Si la survie est engagée, la partie la plus primaire de votre corps ne va pas réfléchir, elle va fuir, ou se battre dos au mur. Si vous êtes du genre à martyriser des êtres humains, faîtes attention à celui qui va se battre, les mains ouvertes en ayant peur, il sera certainement plus apte à vous tuer par erreur qu’un type qui se bat les poings fermés en étant juste énervé. Ce dernier sera en état de ritualisation de la violence. Il n’y a pas besoin d’un ring pour ce type de rituel issue de notre évolution de mammifère.

A quel moment vous estimez une situation violente? Quand elle provoque un stress? Prenons l’exemple d’une situation au travail ou dans un couple qui provoque plus qu’un simple stress. La fuite est certainement le moyen le plus sûr et le plus efficace de résoudre le problème au moins temporairement. D’autres problèmes seront à résoudre (un nouveau travail, un nouveau lieu où vivre, etc…) mais si c’était si simple, verrait-on autant de personnes subir leur travail, leur couple, leur vie.

Un schéma sera mis en place pour justifier alors une situation violente : « j’ai besoin de ce travail » par exemple. Vous voyez, la peur est un formidable moteur qui permet une grande violence récurrente à laquelle le cerveau et le corps s’habitue très bien pourvu que la mort ne soit pas un risque immédiat. Si l’on peut prédire à quelqu’un qui subit son travail la date de sa mort en lien direct avec son labeur, vous ne pensez pas qu’il changera immédiatement de travail, ou arrêtera de fumer?

Il existe une façon imparable de ne pas subir de situation violente : se préparer à l’éventualité d’une telle situation. Vous regardez les faits divers sordides de temps à autre avec des gens agressés qui meurent « bêtement »? Ça vous effraie? Avez-vous pris des cours de self-défense depuis? Je pense vraiment que la joie et l’amour sont de loin de meilleures émotions à entretenir que la colère ou la violence, mais si un type tente de vous faire souffrir, l’amour n’est peut-être pas la réponse instinctive la plus adaptée.
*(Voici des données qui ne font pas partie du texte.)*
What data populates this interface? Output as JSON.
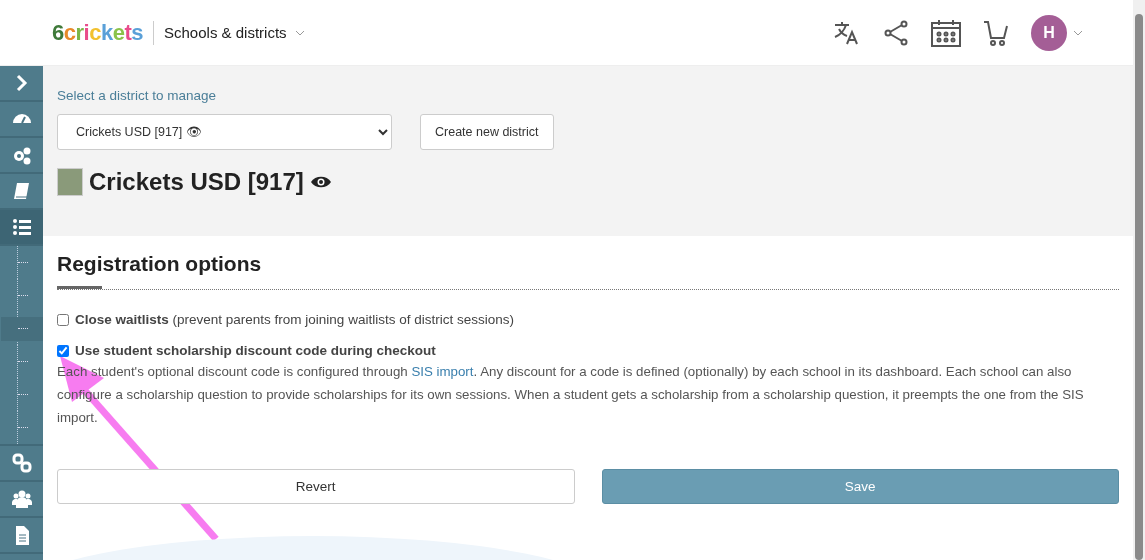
{
  "header": {
    "logo": "6crickets",
    "section": "Schools & districts",
    "avatar": "H"
  },
  "sidebar": {
    "items": [
      {
        "kind": "expand",
        "selected": false
      },
      {
        "kind": "dashboard",
        "selected": false
      },
      {
        "kind": "settings",
        "selected": false
      },
      {
        "kind": "book",
        "selected": false
      },
      {
        "kind": "list",
        "selected": true,
        "children": [
          {
            "selected": false
          },
          {
            "selected": false
          },
          {
            "selected": true
          },
          {
            "selected": false
          },
          {
            "selected": false
          },
          {
            "selected": false
          }
        ]
      },
      {
        "kind": "link",
        "selected": false
      },
      {
        "kind": "users",
        "selected": false
      },
      {
        "kind": "document",
        "selected": false
      }
    ]
  },
  "district": {
    "select_label": "Select a district to manage",
    "selected_district": "Crickets USD [917] 👁",
    "create_button": "Create new district",
    "title": "Crickets USD [917]"
  },
  "registration": {
    "heading": "Registration options",
    "options": [
      {
        "label": "Close waitlists",
        "note": "(prevent parents from joining waitlists of district sessions)",
        "checked": false
      },
      {
        "label": "Use student scholarship discount code during checkout",
        "checked": true,
        "description_before": "Each student's optional discount code is configured through ",
        "link": "SIS import",
        "description_after": ". Any discount for a code is defined (optionally) by each school in its dashboard. Each school can also configure a scholarship question to provide scholarships for its own sessions. When a student gets a scholarship from a scholarship question, it preempts the one from the SIS import."
      }
    ],
    "buttons": [
      {
        "kind": "secondary",
        "label": "Revert"
      },
      {
        "kind": "primary",
        "label": "Save"
      }
    ]
  }
}
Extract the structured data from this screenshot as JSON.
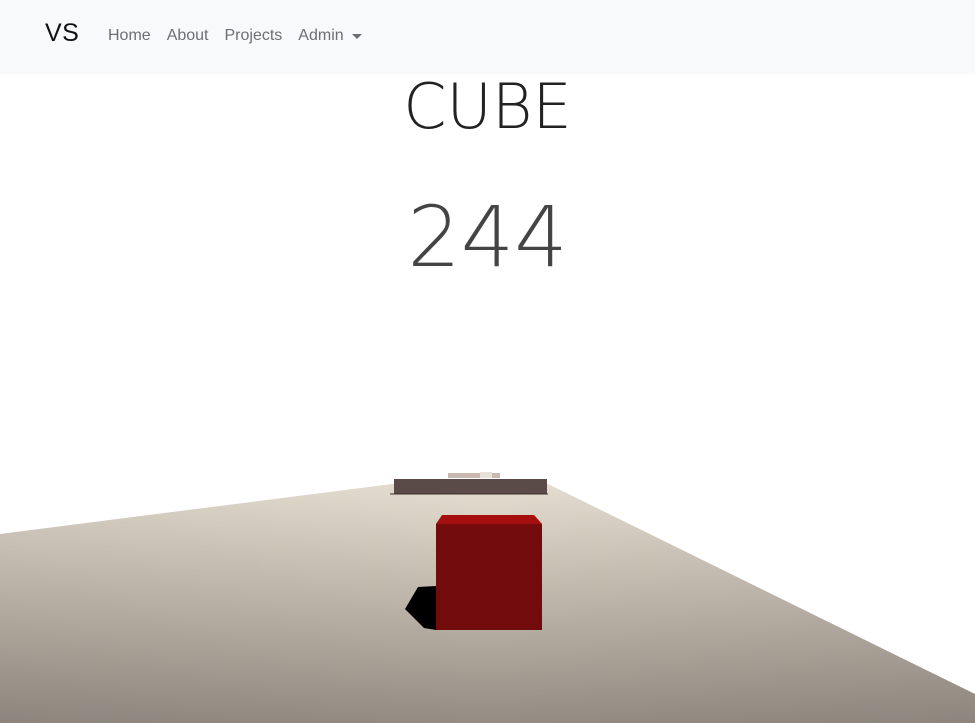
{
  "navbar": {
    "brand": "VS",
    "items": [
      {
        "label": "Home"
      },
      {
        "label": "About"
      },
      {
        "label": "Projects"
      },
      {
        "label": "Admin",
        "dropdown": true
      }
    ]
  },
  "game": {
    "title": "CUBE",
    "score": "244"
  },
  "colors": {
    "navbar_bg": "#f8f9fa",
    "floor_light": "#e3dbd0",
    "floor_dark": "#9b948b",
    "cube_front": "#720c0c",
    "cube_top": "#a30d0d",
    "obstacle": "#5a4a48",
    "shadow": "#000000"
  }
}
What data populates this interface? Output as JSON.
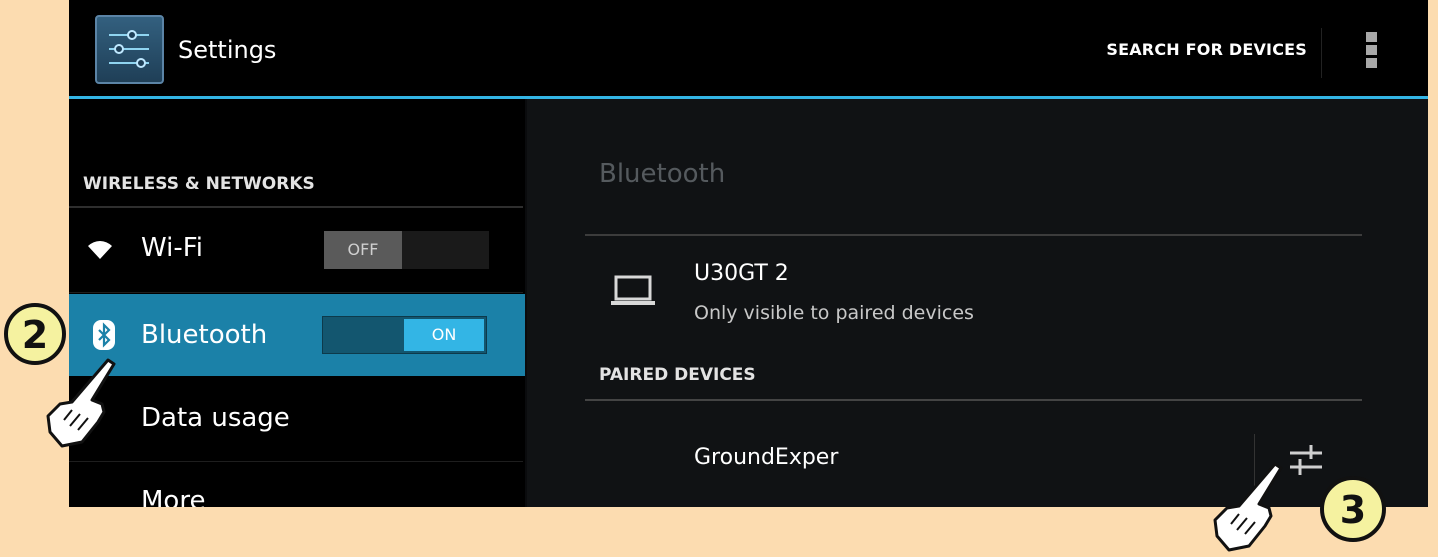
{
  "header": {
    "title": "Settings",
    "search_label": "SEARCH FOR DEVICES"
  },
  "sidebar": {
    "section_header": "WIRELESS & NETWORKS",
    "items": [
      {
        "label": "Wi-Fi",
        "toggle": "OFF",
        "icon": "wifi-icon"
      },
      {
        "label": "Bluetooth",
        "toggle": "ON",
        "icon": "bluetooth-icon",
        "selected": true
      },
      {
        "label": "Data usage",
        "icon": "none"
      },
      {
        "label": "More",
        "icon": "none"
      }
    ]
  },
  "detail": {
    "title": "Bluetooth",
    "device": {
      "name": "U30GT 2",
      "status": "Only visible to paired devices",
      "icon": "laptop-icon"
    },
    "paired_header": "PAIRED DEVICES",
    "paired_devices": [
      {
        "name": "GroundExper",
        "icon": "device-settings-icon"
      }
    ]
  },
  "callouts": {
    "step_a": "2",
    "step_b": "3"
  },
  "colors": {
    "accent": "#33b5e5",
    "selected_row": "#1b81a8",
    "page_background": "#fcdcb0",
    "badge_fill": "#f5f2a0"
  }
}
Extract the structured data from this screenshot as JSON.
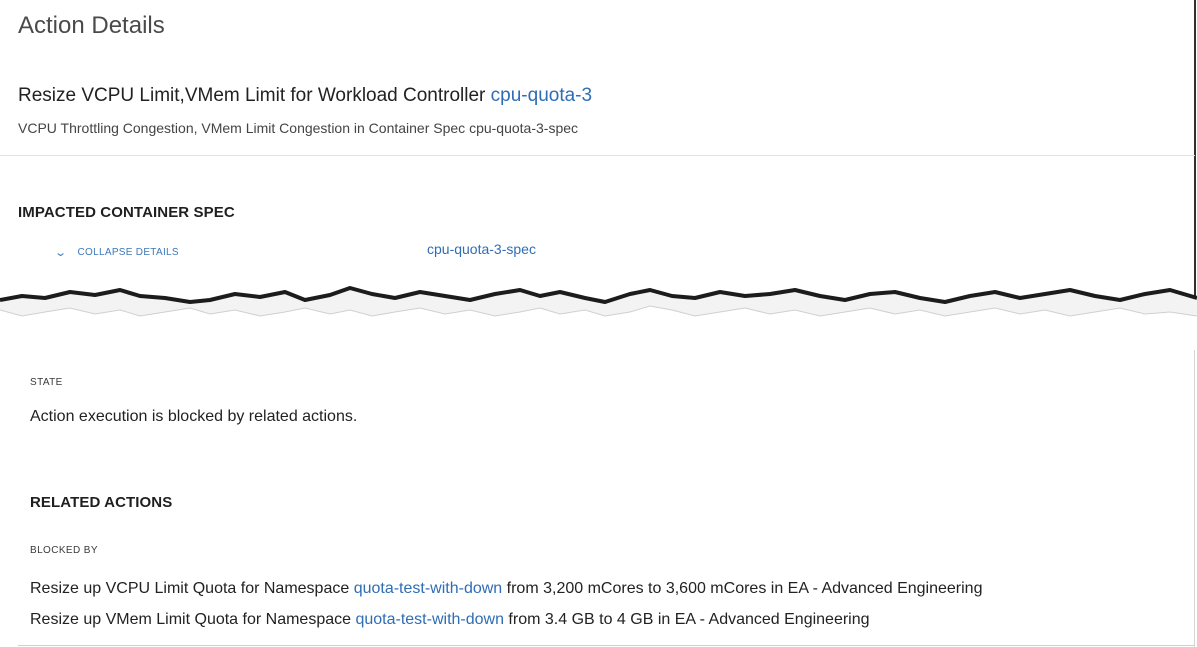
{
  "panel": {
    "title": "Action Details"
  },
  "action": {
    "prefix": "Resize VCPU Limit,VMem Limit for Workload Controller ",
    "target_link": "cpu-quota-3",
    "subtitle": "VCPU Throttling Congestion, VMem Limit Congestion in Container Spec cpu-quota-3-spec"
  },
  "impacted": {
    "heading": "IMPACTED CONTAINER SPEC",
    "collapse_label": "COLLAPSE DETAILS",
    "collapse_icon": "chevron-down-icon",
    "spec_link": "cpu-quota-3-spec"
  },
  "state": {
    "label": "STATE",
    "text": "Action execution is blocked by related actions."
  },
  "related": {
    "heading": "RELATED ACTIONS",
    "blocked_by_label": "BLOCKED BY",
    "items": [
      {
        "prefix": "Resize up VCPU Limit Quota for Namespace ",
        "link": "quota-test-with-down",
        "suffix": " from 3,200 mCores to 3,600 mCores in EA - Advanced Engineering"
      },
      {
        "prefix": "Resize up VMem Limit Quota for Namespace ",
        "link": "quota-test-with-down",
        "suffix": " from 3.4 GB to 4 GB in EA - Advanced Engineering"
      }
    ]
  },
  "colors": {
    "link": "#2f6db5",
    "text": "#222222",
    "muted": "#4a4a4a"
  }
}
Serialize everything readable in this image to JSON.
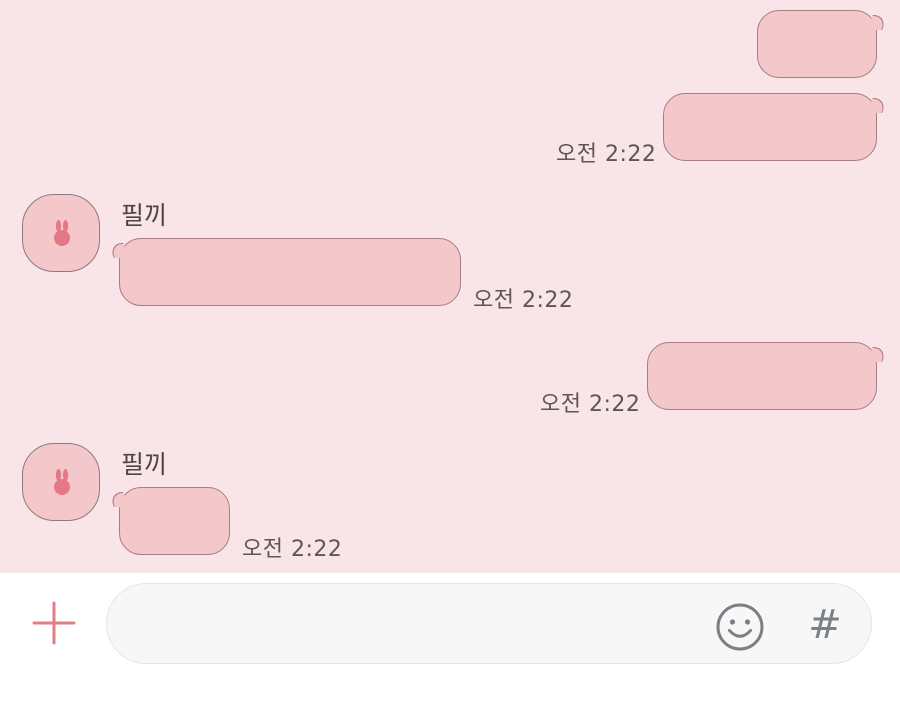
{
  "chat": {
    "contact_name": "필끼",
    "messages": [
      {
        "from": "me",
        "text": "",
        "time": ""
      },
      {
        "from": "me",
        "text": "",
        "time": "오전 2:22"
      },
      {
        "from": "them",
        "sender": "필끼",
        "text": "",
        "time": "오전 2:22"
      },
      {
        "from": "me",
        "text": "",
        "time": "오전 2:22"
      },
      {
        "from": "them",
        "sender": "필끼",
        "text": "",
        "time": "오전 2:22"
      }
    ]
  },
  "input": {
    "placeholder": "",
    "plus_icon": "plus-icon",
    "emoji_icon": "smiley-icon",
    "hash_icon": "hash-icon",
    "hash_glyph": "#"
  },
  "colors": {
    "chat_background": "#f9e4e7",
    "bubble_fill": "#f4c7cb",
    "bubble_border": "#a47e84",
    "accent_plus": "#e07f86",
    "icon_gray": "#7b7f86"
  }
}
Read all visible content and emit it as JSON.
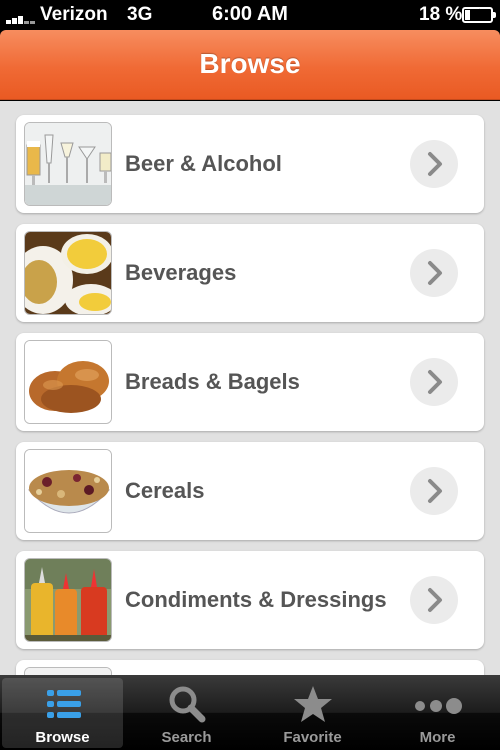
{
  "status_bar": {
    "carrier": "Verizon",
    "network": "3G",
    "time": "6:00 AM",
    "battery_percent": "18 %",
    "battery_level": 0.18
  },
  "nav": {
    "title": "Browse"
  },
  "categories": [
    {
      "label": "Beer & Alcohol",
      "image": "glasses-photo"
    },
    {
      "label": "Beverages",
      "image": "tea-lemon-photo"
    },
    {
      "label": "Breads & Bagels",
      "image": "bread-photo"
    },
    {
      "label": "Cereals",
      "image": "cereal-bowl-photo"
    },
    {
      "label": "Condiments & Dressings",
      "image": "condiment-bottles-photo"
    },
    {
      "label": "",
      "image": "partial-photo"
    }
  ],
  "tabs": [
    {
      "label": "Browse",
      "icon": "list-icon",
      "active": true
    },
    {
      "label": "Search",
      "icon": "search-icon",
      "active": false
    },
    {
      "label": "Favorite",
      "icon": "star-icon",
      "active": false
    },
    {
      "label": "More",
      "icon": "more-dots-icon",
      "active": false
    }
  ],
  "colors": {
    "nav_orange": "#f06a35",
    "background": "#e1e1e1",
    "label_text": "#555555",
    "active_tab_icon": "#3aa0e8"
  }
}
Vous voulez une idée de la violence nécessaire pour préparer son corps à un réflexe de survie? Tuez votre propre viande à l’occasion si vous en mangez. J’ai la chance de vivre en province et d’avoir un grand-père qui m’a montré comment tuer et préparer un poulet avant de le cuire. C’est pas aussi évident que de commander des nuggets au fast-food… Quand vous rentrez dans le poulailler pour choisir un animal, tout le monde sait pourquoi vous êtes là et toutes les poules courent à l’exacte opposée de vous.

Ensuite, il faut garder fermement la poule en main, l’assommer et l’égorger. Vous n’avez plus qu’à la plumer et la dépecer. Je vous garantie que vous mangerez certainement moins de viande après ça, au moins un temps.

Dans vos élans de colère, quand votre esprit s’égare dans une zone de non-droit de votre tête, imaginez la violence qu’il faudrait alors déchaîner pour traverser une peau humaine et engager le pronostic d’un agresseur. La fuite est certainement toujours la meilleure option en cas de danger. Après la notion de territoire intervient également dans certaines situations, mais dans ce cas c’est le mammifère en vous qui s’exprime, en voiture par exemple, ou dans un bar.

La situation peut vous sembler violente, mais elle est toujours moins que pour le poulet qui a finit dans votre assiette. Enfin, quand vous regardez, commentez, menacez de violence, sur les réseaux sociaux par exemple, c’est la violence ritualisée qui s’exprime, celle qui se transforme en émotion. L’instinct de survie se passe d’émotions, et de commentaires.

Comment travailler, son instinct de survie et une violence ritualisée? Faîtes des arts martiaux, avec l’état d’esprit qui vous convient. Mais pensez qu’au Japon féodal, les pratiquants s’entraînaient à se battre à un contre plusieurs adversaires. Bah oui, dans une situation où la survie est engagée, on va pas se battre « à la loyale », à un contre un.

Vous croyez que c’est juste pour le poulet de finir dans votre assiette? Il peut même pas apprendre le karaté pour se défendre.